Par contre, je ne voulais pas reprendre Cal, je n'aime pas écrire avec les personnages, ou en tous cas les héros d'autres auteurs, j'ai l'impression de leur voler quelque chose et je ne suis pas à l'aise. Bref, j'ai eu l'idée de m'intéresser brièvement aux androïdes qui accompagnent Cal et qui - certainement une mode à l'époque puisque J.-P. Garen faisait la même chose au FNA - s'humanisaient au contact du personnage principal. Bonne idée, non ? Ben non. Malgré que l'éditeur ait apprécié mon texte, celui-ci fut refusé par P.-J. Héraut en personne au prétexte que je n'avais pas repris son personnage.

Moi je trouve cela rigolo...

Comme je ne fus pas le seul à me retrouver évincer de l'anthologie pour peu ou prou les mêmes raisons, c'est l'ami Thomas Geha qui eut l'idée d'offrir ces textes "recalés" sur son blog. Vous pouvez donc y lire le sien ici, le mien , et d'autres devraient suivre dans les jours qui viennent.

Allez hop : cadeau de noël :

PS : Comme il s'agit d'un texte d'hommage, je me suis amusé à reprendre la structure des histoires mettant en scène Cal, la simplicité stylistique et les tournures de l'auteur, ainsi qu'un titre à la PJH directement inspiré de ceux de la série "La treizième génération", l'un de mes préférées quand j'étais gamin.



Sal et Lou

 

 

 

Mise à jour de HI

(Documents confidentiels coté H3R, enregistrés sur bandes indestructibles, communicables seulement sur ordres spéciaux.)

L’humain Cal a effectué un premier retour sur Oma 4, cinq cent quatre vingt deux ans après sa prise de contrôle de la base. Un mouvement de fanatisme religieux a nécessité son réveil et son ingérence dans le profil d’évolution de l’espèce vahussie — les autochtones peuplant le continent I. Après avoir éliminé la menace représentée par les hommes de Frahal, Cal s’est replongé en hibernation. Durant sa mission, il a pour la première fois été accompagné par les robots humanoïdes dont il avait ordonné la construction. Ceux-ci n’ont pas éveillé les soupçons des Vahussis, confirmant en cela la qualité de leur banque de comportement humain.

L’humain Cal se trouve en hibernation depuis cinquante années et, selon ses directives, je dois l’en tirer dans trois cent cinquante ans.

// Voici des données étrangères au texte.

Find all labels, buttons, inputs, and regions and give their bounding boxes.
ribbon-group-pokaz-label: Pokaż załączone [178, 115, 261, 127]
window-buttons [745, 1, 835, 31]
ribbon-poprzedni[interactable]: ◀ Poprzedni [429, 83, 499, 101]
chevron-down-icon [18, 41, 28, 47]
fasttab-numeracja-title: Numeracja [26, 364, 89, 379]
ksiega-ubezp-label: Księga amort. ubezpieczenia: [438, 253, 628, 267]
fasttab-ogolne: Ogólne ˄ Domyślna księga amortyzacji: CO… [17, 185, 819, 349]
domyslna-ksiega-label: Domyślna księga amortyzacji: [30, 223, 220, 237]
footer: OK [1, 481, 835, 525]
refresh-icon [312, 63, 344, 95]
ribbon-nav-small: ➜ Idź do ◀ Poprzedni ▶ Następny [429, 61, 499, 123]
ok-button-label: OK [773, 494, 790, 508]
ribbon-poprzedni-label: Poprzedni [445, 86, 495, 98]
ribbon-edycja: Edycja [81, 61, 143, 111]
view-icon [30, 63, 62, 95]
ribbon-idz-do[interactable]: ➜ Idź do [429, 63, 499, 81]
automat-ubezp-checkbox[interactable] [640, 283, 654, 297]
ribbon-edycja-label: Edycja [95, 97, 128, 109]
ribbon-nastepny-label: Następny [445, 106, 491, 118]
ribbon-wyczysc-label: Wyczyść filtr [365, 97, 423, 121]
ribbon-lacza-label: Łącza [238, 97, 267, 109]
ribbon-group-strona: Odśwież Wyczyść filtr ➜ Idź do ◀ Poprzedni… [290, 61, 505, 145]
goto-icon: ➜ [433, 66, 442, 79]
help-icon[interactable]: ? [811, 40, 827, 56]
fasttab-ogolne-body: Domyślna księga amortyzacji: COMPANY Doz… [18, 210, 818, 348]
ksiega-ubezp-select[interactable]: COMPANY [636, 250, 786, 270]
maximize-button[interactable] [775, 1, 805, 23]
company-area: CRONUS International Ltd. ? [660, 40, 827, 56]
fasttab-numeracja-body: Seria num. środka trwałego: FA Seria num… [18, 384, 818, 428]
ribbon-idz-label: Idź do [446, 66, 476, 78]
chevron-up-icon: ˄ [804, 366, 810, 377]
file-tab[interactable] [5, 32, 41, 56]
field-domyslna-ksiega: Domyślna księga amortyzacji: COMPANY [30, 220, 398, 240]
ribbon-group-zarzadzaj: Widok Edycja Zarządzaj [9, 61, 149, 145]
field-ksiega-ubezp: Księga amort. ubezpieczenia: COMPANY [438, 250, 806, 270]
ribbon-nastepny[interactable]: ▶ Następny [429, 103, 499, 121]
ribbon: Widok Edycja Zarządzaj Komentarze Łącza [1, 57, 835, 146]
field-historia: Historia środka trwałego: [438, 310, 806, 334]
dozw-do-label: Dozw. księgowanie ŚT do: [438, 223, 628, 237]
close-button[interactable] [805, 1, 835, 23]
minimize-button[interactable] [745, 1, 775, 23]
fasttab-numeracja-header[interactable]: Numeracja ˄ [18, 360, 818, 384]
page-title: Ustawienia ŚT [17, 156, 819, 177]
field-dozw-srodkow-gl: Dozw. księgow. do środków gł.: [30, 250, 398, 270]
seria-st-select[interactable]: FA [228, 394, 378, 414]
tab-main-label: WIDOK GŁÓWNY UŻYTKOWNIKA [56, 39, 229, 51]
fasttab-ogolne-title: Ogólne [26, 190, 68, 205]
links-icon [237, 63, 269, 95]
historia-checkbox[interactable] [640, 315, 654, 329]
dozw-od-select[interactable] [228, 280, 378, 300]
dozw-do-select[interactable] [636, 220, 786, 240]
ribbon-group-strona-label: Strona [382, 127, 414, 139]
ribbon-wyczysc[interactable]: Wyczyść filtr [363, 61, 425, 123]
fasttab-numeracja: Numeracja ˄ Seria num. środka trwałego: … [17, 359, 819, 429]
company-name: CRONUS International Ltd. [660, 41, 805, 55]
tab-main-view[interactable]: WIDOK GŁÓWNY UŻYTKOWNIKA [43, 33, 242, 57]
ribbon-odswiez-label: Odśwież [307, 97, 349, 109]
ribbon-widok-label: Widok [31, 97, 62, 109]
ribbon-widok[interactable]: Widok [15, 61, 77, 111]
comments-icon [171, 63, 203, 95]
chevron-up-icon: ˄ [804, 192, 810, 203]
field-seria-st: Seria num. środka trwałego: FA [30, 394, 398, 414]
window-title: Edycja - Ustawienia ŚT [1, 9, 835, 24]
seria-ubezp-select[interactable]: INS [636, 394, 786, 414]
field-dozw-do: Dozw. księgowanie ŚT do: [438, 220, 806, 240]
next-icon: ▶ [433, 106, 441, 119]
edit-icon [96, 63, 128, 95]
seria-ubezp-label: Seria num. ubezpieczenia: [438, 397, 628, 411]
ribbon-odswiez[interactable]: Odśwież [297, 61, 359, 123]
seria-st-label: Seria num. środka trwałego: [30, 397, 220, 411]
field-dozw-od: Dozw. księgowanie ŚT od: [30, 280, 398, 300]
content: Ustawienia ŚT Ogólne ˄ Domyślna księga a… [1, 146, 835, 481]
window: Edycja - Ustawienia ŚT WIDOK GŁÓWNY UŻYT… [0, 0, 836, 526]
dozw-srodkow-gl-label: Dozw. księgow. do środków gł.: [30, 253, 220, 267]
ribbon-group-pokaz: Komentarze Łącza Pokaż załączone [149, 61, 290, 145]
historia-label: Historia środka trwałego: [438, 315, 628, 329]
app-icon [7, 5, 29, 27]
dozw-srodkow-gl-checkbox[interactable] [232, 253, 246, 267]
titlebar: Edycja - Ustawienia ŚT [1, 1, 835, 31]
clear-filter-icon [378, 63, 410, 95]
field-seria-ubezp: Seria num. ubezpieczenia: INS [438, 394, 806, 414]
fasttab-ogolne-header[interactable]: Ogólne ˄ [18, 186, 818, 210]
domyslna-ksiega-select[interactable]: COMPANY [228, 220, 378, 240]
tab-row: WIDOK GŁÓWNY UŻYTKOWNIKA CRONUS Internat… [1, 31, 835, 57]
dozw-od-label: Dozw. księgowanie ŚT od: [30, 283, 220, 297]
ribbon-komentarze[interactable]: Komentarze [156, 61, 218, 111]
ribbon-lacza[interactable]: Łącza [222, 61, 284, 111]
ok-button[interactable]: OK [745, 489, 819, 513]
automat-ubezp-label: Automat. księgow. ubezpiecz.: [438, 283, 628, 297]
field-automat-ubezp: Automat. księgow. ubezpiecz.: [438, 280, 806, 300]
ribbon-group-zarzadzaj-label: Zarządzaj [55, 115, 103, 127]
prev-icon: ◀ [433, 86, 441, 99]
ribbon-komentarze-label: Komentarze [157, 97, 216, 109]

(Note : les comportements des robots humanoïdes semblent étranges pour de simples machines. Les Loyes ayant interdit la fabrication d’androïdes, je ne dispose pas des connaissances nécessaires pour en juger plus avant.)

 

 

Cal-de-Ter.jpg« Salvo ? »

L’androïde se retourne, découvrant Louro qui marche dans sa direction. Premier des robots dont Cal demanda la fabrication, son apparence est celle d’un superbe spécimen de Vahussi. Avoisinant les deux mètres, il présente le menton volontaire, les yeux gris clair et les cheveux d’un blond presque blanc du premier Vahussi que rencontra l’humain sur Oma 4 : Lourogastiyu. Lui est très légèrement plus grand, construit à l’effigie d’un autre ami de Cal, décédé depuis plus de six siècles : Salvokrip.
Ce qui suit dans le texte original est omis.